I carried my cell phone in the back pocket of my jeans today--like the kids--in order to live tweet through my last day of work. Until I realized it wasn't. So I just used it to note all the things I'm not going to miss about teaching high school:

I'll never sit at the light at Euclid and 11th street--whether on my bike or in the truck--at 7:10a.m. watching mothers on their cell phones, waiting for the light to change, oblivious to the kids and skateboards and bikes around them, oblivious to the horrible example they're setting for the teen they're taking to school who will be driving soon.

I'll never endure another Back-to-School night.

I'll never again sit in my room alone after school grading essays during finals week while all my colleagues and friends in the art and voc ed department run off gleefully to have lunch together.
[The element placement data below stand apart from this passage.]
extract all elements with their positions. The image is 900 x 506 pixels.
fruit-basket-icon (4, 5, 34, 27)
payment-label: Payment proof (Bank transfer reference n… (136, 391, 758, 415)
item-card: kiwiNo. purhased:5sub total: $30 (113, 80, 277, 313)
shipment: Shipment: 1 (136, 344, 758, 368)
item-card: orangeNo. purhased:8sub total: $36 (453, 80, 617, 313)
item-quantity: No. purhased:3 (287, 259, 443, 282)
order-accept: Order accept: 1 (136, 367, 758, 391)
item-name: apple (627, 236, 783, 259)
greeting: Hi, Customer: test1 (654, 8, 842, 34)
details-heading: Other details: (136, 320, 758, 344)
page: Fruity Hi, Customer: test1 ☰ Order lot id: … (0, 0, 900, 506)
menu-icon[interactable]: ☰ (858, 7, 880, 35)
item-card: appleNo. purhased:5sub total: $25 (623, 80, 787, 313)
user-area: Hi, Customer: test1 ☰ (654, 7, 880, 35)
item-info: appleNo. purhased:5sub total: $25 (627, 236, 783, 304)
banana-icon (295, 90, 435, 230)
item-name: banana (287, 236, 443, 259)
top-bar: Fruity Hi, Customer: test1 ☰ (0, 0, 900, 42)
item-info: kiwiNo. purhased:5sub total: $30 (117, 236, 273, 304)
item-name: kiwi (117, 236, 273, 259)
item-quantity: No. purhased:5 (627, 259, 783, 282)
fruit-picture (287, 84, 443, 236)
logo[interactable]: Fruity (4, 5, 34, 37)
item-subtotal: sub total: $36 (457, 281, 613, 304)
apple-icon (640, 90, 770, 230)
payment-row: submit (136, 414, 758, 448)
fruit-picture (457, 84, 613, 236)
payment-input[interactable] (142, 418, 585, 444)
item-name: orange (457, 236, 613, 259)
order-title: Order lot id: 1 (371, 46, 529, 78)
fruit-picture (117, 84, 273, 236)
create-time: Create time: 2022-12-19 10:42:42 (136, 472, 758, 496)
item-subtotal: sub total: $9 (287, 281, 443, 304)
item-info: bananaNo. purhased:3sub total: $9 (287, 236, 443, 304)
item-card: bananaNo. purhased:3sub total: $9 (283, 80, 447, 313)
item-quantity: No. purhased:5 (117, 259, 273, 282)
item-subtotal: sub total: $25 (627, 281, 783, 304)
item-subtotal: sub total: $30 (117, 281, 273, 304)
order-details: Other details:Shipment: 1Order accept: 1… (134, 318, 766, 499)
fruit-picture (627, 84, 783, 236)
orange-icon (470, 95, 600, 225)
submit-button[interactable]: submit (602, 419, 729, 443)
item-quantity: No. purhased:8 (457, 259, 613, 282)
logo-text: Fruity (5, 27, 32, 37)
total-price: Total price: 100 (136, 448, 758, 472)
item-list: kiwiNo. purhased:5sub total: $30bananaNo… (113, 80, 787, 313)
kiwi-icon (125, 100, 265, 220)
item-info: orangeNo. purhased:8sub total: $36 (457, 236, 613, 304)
I'll never have to try to carefully compose a "professional" response to a parent's rude and accusatory email.

The list goes on.

People have been telling me for days that I can now "sleep in!" but the truth is, I'm an early riser and will continue to be so in retirement (just not at 4:00a.m., which has been the case for the past fifteen years).

I realized this morning that really, this isn't my last day of "work." That day happened a long, long time ago, and I'll never be able to put my finger on which one it was, but after years of teaching, it just ceased to feel like work. The campus was a place I went to every week day to hang out with teenagers, share some insights into literature, provide guidance and support where needed, and do some paperwork. In exchange for that, I received a paycheck once a month, and I never stopped being amazed and grateful when I did.

So there was no big sigh of relief when the final bell rang today, no celebratory shout of "Woo hooooo!" emanating from my portable classroom. In fact, my room was so instantly flooded with kids coming by to wish me well, it hardly seemed like an end to anything. Just more of the same good stuff I've been privileged to experience for the last twenty-seven years.

1 comment:

  1. I'm going to miss you. Not at 4:00 AM. I can't imagine. My natural clock wakes me around 11:00 and I get sleepy at 2:00. I blame it on being stationed in Taiwan and Japan as a kid.